U.S. President George Bush urged lawmakers to give Supreme Court nominee John Roberts a fair and timely hearing as both sides prepare for a confirmation battle.
It was breakfast at the White house for Supreme Court nominee John Roberts. The 50-year-old U.S. Court of Appeals judge is President Bush's choice to become the first Supreme Court member appointed in more than a decade.
The President described Mr. Roberts as a judge who rules with wisdom, fairness and civility. "I urge the Senate to rise to the occasion to provide a fair and civil process and have Judge Roberts in place before the next Court session begins on October 3rd."
Reaction from Republican Party senators to Mr. Roberts' nomination has been supportive but the response from Democrats was measured. Some liberal groups are expressing concern about Mr. Roberts' views on abortion, a polarizing issue among lawmakers. In particular, his writings on Roe versus Wade, the Supreme Court decision that established a woman's right to an abortion. Roberts argued the Supreme Court decision was flawed and should be over-ruled.
Democratic party Senator Charles Schumer says it's a view that should not be taken lightly. "His views will affect a generation of Americans and it is his obligation during the nomination process to let the American people know those views."

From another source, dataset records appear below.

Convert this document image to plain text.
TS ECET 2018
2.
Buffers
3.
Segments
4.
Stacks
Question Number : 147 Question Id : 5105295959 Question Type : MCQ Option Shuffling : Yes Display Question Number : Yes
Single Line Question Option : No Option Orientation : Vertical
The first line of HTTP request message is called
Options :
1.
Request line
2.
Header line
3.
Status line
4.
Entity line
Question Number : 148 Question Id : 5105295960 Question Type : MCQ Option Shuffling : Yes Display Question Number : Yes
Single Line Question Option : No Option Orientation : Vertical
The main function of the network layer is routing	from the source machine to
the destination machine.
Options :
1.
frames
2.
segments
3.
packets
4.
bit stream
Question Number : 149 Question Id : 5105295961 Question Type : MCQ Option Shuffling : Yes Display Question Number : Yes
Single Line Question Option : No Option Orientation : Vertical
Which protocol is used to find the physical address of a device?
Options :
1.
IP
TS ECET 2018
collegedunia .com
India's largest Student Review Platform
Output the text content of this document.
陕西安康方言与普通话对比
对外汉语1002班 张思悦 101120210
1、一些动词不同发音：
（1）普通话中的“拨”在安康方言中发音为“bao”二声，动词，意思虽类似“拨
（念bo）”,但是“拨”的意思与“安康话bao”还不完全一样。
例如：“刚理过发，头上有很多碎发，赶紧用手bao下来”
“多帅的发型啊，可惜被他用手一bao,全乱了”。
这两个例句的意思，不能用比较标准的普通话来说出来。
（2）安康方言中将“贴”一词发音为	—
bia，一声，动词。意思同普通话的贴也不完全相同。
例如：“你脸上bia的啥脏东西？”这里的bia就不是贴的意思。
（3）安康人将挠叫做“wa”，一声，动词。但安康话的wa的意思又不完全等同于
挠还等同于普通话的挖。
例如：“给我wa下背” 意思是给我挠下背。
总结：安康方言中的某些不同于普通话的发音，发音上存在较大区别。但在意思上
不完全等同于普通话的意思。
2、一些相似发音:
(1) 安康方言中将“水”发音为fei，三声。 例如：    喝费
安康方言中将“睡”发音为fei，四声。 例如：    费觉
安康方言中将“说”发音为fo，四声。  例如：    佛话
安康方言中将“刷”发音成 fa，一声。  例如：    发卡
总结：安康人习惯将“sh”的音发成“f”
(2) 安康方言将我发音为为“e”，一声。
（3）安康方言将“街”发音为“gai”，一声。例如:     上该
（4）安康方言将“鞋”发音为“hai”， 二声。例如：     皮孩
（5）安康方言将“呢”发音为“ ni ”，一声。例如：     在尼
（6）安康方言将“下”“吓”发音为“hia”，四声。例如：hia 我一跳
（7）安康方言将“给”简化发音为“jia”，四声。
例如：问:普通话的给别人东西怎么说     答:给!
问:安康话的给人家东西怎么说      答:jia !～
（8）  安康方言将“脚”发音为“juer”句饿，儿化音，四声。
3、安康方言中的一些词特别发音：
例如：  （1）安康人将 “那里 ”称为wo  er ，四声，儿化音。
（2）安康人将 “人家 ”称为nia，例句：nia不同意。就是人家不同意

But legal experts warn against reading too much into Mr. Roberts' written stance on abortion. George Washington Law Professor Mary Cheh says the brief was written while Roberts was arguing a case for the US government. Ms. Cheh says senators are likely to grill Roberts on everything from his views on abortion, religious freedom and first amendment rights, but she predicts the Harvard law school graduate will pass the confirmation hearing process, relatively unscathed.
"I think Mr. Roberts, having argued 30-some cases before the Supreme Court, having been involved in major litigation, is very adroit at handling questions and answering what he wants to answer,” said Ms. Cheh. “So, he'll have a full and fair hearing, but whether it's a satisfactory hearing from the perspective of the Democrats, that remains to be seen."
Republican Senator Arlen Specter, who chairs the committee that will appoint the new Supreme Court Justice, asked liberal groups and lawmakers to give the hearing process a chance. "I think that at a minimum people ought to give him an opportunity to be heard and to express himself and to review his record."